Şube Başkanı Mustafa Günal yaptığı Basın açıklamasında, Çocukların uğradıkları cinsel istismarı çizdikleri resimlerle anlatmasına rağmen, dava süreci akla ve vicdana sığmayacak şekilde sürdüğüne dikkat çekerek tepkisini şöyle dile getirdi:
“Türkiye artık neredeyse her gün adalete olan inancın biraz daha sarsıldığı bir ülke haline getirilmiştir. Siyasi davalarda iktidarın sopası gibi çalışan sistem, adli davalarda da toplum vicdanında ağır yaralar açmaktadır. Bu durumun son örneği, biri 7 diğeri 10 yaşında olan Antalya Elmalı’daki iki kardeşin uğradığı cinsel istismara ilişkin görülen davada yaşanmıştır.
Geçen yıl Haziran ayında mağdur çocukların babaannelerinin Balıkesir’de savcılığa başvurarak eski gelini Merve A., kocası Rahmi A. ve onların erkek arkadaşlarından torunlarına cinsel istismarda bulunduğu gerekçesiyle şikayet olmasıyla ortaya çıkan büyük suç, ne yazık ki adaletle cevaplanmamıştır.

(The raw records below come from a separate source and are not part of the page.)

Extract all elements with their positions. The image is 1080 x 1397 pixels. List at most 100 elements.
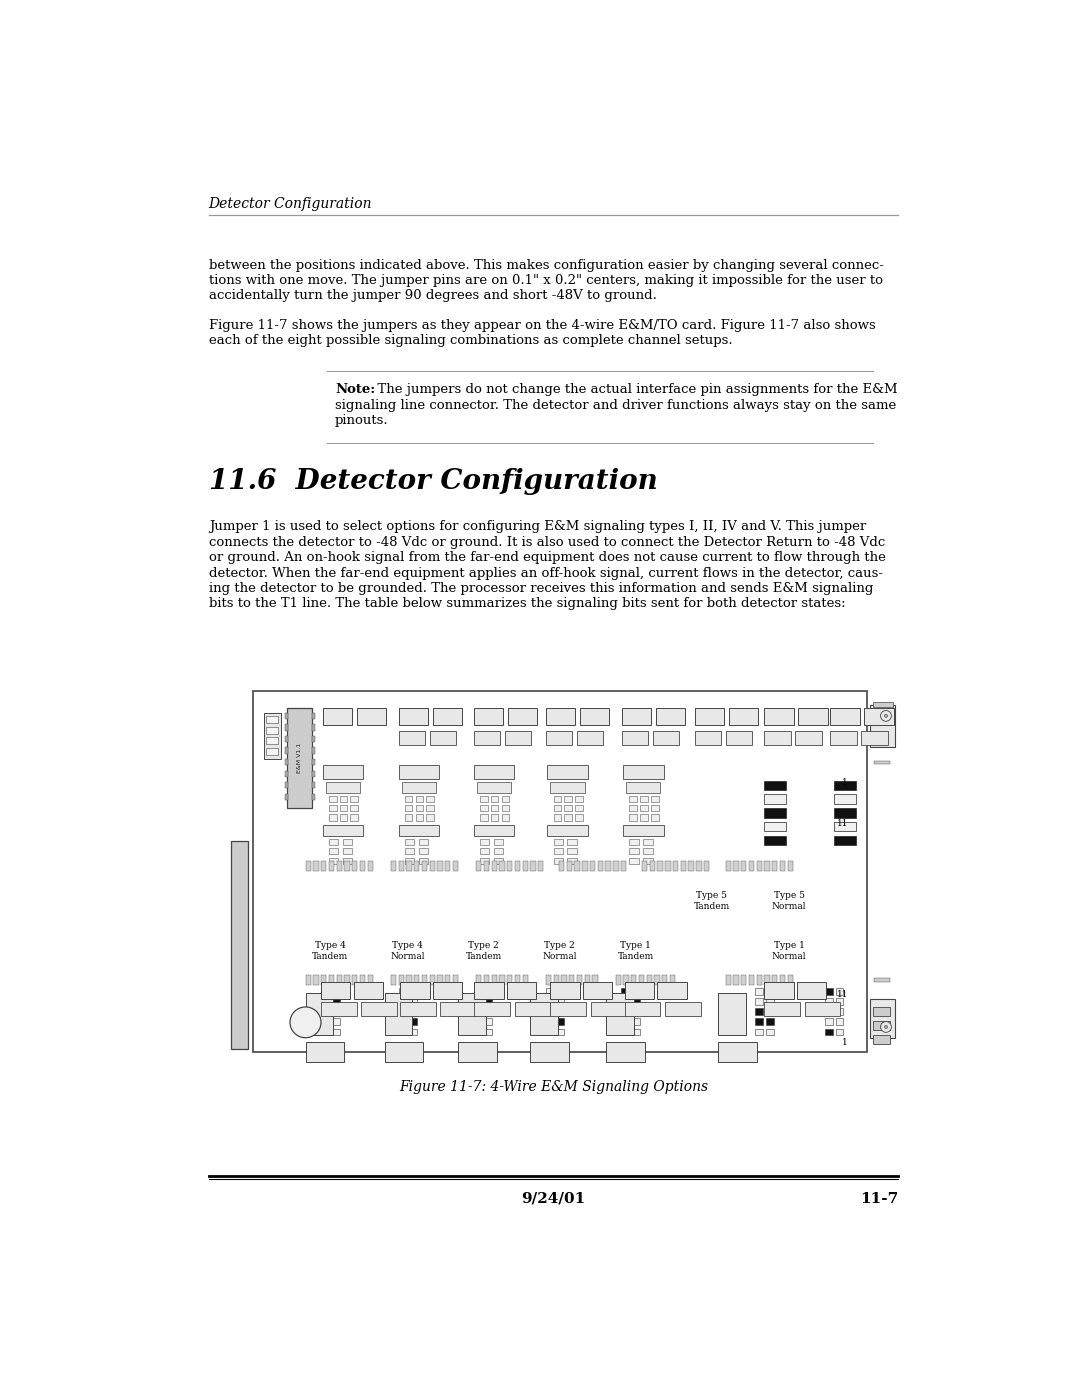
Bar [490, 814, 499, 820]
Bar [350, 796, 359, 802]
Bar [765, 795, 786, 803]
Bar [321, 1028, 328, 1035]
Bar [445, 975, 450, 985]
Bar [577, 975, 582, 985]
Bar [515, 1002, 551, 1016]
Bar [367, 975, 373, 985]
Bar [474, 989, 482, 996]
Bar [312, 793, 314, 800]
Bar [485, 1018, 492, 1025]
Bar [399, 1028, 406, 1035]
Bar [545, 1009, 554, 1016]
Bar [606, 993, 634, 1035]
Bar [313, 861, 319, 872]
Bar [402, 782, 435, 793]
Bar [565, 814, 572, 820]
Text: The jumpers do not change the actual interface pin assignments for the E&M: The jumpers do not change the actual int… [369, 383, 897, 397]
Bar [559, 861, 565, 872]
Bar [621, 1028, 629, 1035]
Bar [688, 861, 693, 872]
Text: 1: 1 [841, 778, 848, 787]
Bar [630, 814, 637, 820]
Bar [640, 805, 648, 812]
Bar [266, 738, 279, 745]
Bar [312, 747, 314, 753]
Bar [504, 731, 531, 745]
Bar [312, 782, 314, 788]
Bar [313, 975, 319, 985]
Bar [623, 766, 663, 780]
Bar [453, 975, 458, 985]
Text: ing the detector to be grounded. The processor receives this information and sen: ing the detector to be grounded. The pro… [208, 583, 873, 595]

Çocukların uğradıkları cinsel istismarı çizdikleri resimlerle anlatmasına rağmen, dava süreci akla ve vicdana sığmayacak şekilde sürmektedir.
Çocukların avukatlarının “Bu davada sanık olması gerekenler tanık olarak dinleniyor” diye itiraz etmesine, utanmaz annenin duruşmada hala mağdur çocukları suçlamasına, sanıkların karakoldaki ilk ifadeleriyle davadaki ifadelerinin mütemadiyen çelişmesine rağmen, davanın 3.duruşmasında sanık Merve A. ile çocukların üvey babası olan Rahmi A. tahliye edilmiştir. Toplum vicdanını yaralayan, adalete olan güveni sarsan bu tahliye kararının, hukukta tutuklama sadece delil güvenliği açısından bir tedbirmiş gibi gösterilerek “deliller toplandı ve artık karartılamaz” diye izah edilmeye çalışılması da kamuoyundan tepki çekmiştir.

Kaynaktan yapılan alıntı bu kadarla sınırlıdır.